Mais le sujet du livre a une autre face à surprises, étonnante, psychologique, et qui en fait aussi le prix pour le lecteur : l’amour, tout simplement, entrelacé subtilement avec sa vie politique. Il connaîtra au moins trois amours, sincères à chaque fois, mais cassés ou interrompus par son existence aventureuse et ses difficultés. Le premier est surprenant, celui très précoce avec une jeune fille qui le fascine par sa beauté et sa sauvagerie et qui l’aime tout autant pour sa beauté à lui… sauf qu’elle n’aime pas son goût pour la politique et la culture ! Reste qu’ils auront un enfant et que son départ pour la Russie arrêtera leur histoire… sans supprimer leurs sentiments, qui resteront enfuis en eux. Et cela malgré une deuxième, puis une troisième histoire amoureuse authentique (ce n’est pas un Don Juan ou un homme infidèle) avec, à nouveau des enfants, dont la dernière le marquera. Il n’empêche, ce fil amoureux dans cette vaste fresque politique en fait le charme, un charme qui vous obsède tout au long du livre et dont je n’ai pas tout dit. Avec même cette dernière anecdote, si l’on peut dire : il retrouve l’enfant de son premier amour en France et, chose  très émouvante, celui-ci épouse ses idées (contre sa mère donc) et se lie d’affection avec son père. Celui en est tout ébahi, d’autant plus qu’une profonde amitié se noue entre eux,qui le remue profondément. Je n’en dis pas plus.

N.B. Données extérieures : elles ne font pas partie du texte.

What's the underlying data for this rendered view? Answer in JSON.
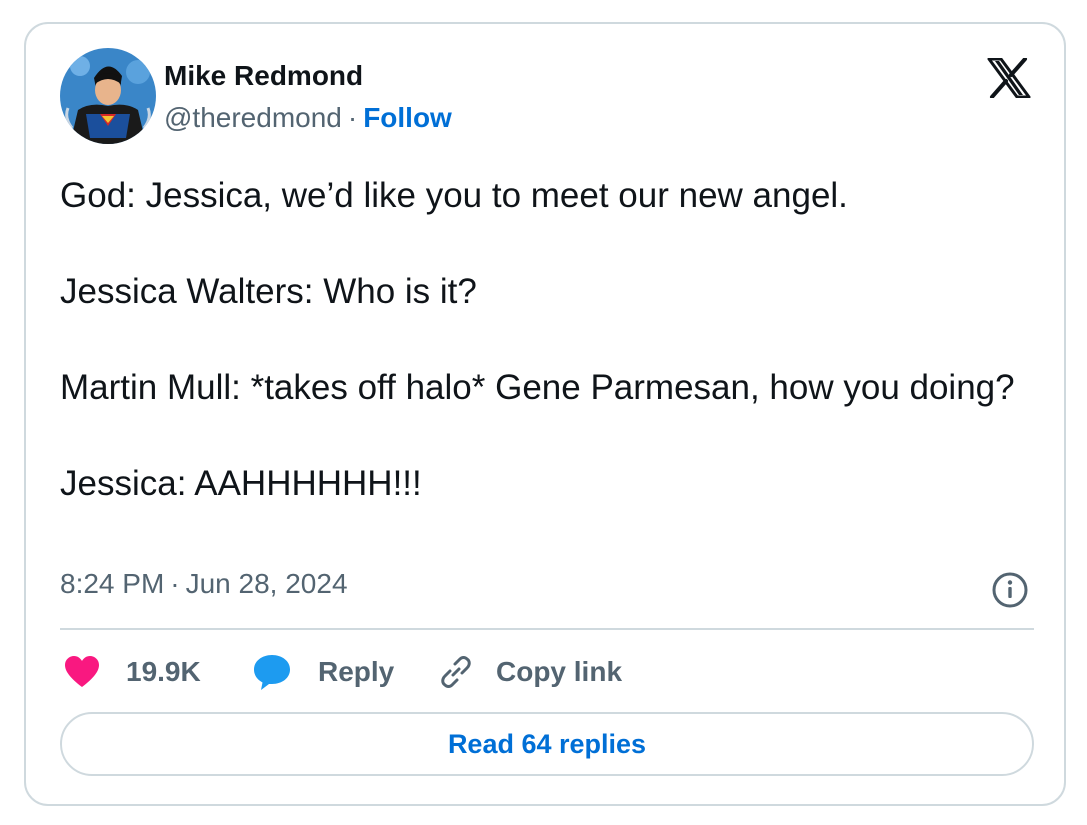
{
  "author": {
    "name": "Mike Redmond",
    "handle": "@theredmond",
    "separator": "·",
    "follow_label": "Follow"
  },
  "tweet": {
    "paragraphs": [
      "God: Jessica, we’d like you to meet our new angel.",
      "Jessica Walters: Who is it?",
      "Martin Mull: *takes off halo* Gene Parmesan, how you doing?",
      "Jessica: AAHHHHHH!!!"
    ],
    "time": "8:24 PM",
    "separator": "·",
    "date": "Jun 28, 2024"
  },
  "actions": {
    "like_count": "19.9K",
    "reply_label": "Reply",
    "copy_link_label": "Copy link"
  },
  "footer": {
    "read_replies_label": "Read 64 replies"
  },
  "icons": {
    "brand": "x-logo-icon",
    "info": "info-icon",
    "like": "heart-icon",
    "reply": "speech-bubble-icon",
    "copy": "link-icon"
  },
  "colors": {
    "follow_blue": "#006fd6",
    "like_pink": "#f91880",
    "reply_blue": "#1d9bf0",
    "muted_text": "#536471",
    "border": "#cfd9de"
  }
}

Enfin et par-delà la clarté du style de Ragon, il y a, je l’ai d’emblée indiqué et j’ose à peine en dévoiler le secret, la manière dont ce roman a été organisé. A le lire pratiquement jusqu’à la fin, on a la forte impression que Ragon se projette dans une auto-biographie imaginaire et rétrospective qui lui permet de projeter ce qu’il aurait aimer être et dans laquelle il peut exprimer des tendances profondes de sa personnalité. Or la toute dernière partie du roman arrive, avec une étonnante révélation : l’auteur du livre se présente comme celui a raconté l’histoire de son personnage, en lui empruntant, au surplus, son prénom. Il va le voir, se lie d’amitié avec lui, manifeste sa proximité avec ses idées politiques, va même voir sa première femme pour qui il a aussi une attirance et, enfin, il lui indique qu’il rédige sa biographie ! Et sa sympathie pour lui est si forte qu’il va s’occuper concrètement de lui et l’aider à survivre jusqu’à sa mort, le réconfortant dans ses idées qui ont tendance à l’abandonner. Au point de rendre possible une dernière rencontre avec sa première femme, avant son décès, comme si la mémoire amoureuse l’emportait sur tout et si, elle, n’était pas vaincue.

                                                        Yvon Quiniou

Michel Ragon, La mémoire des vaincus, Albin Michel, Livre de poche.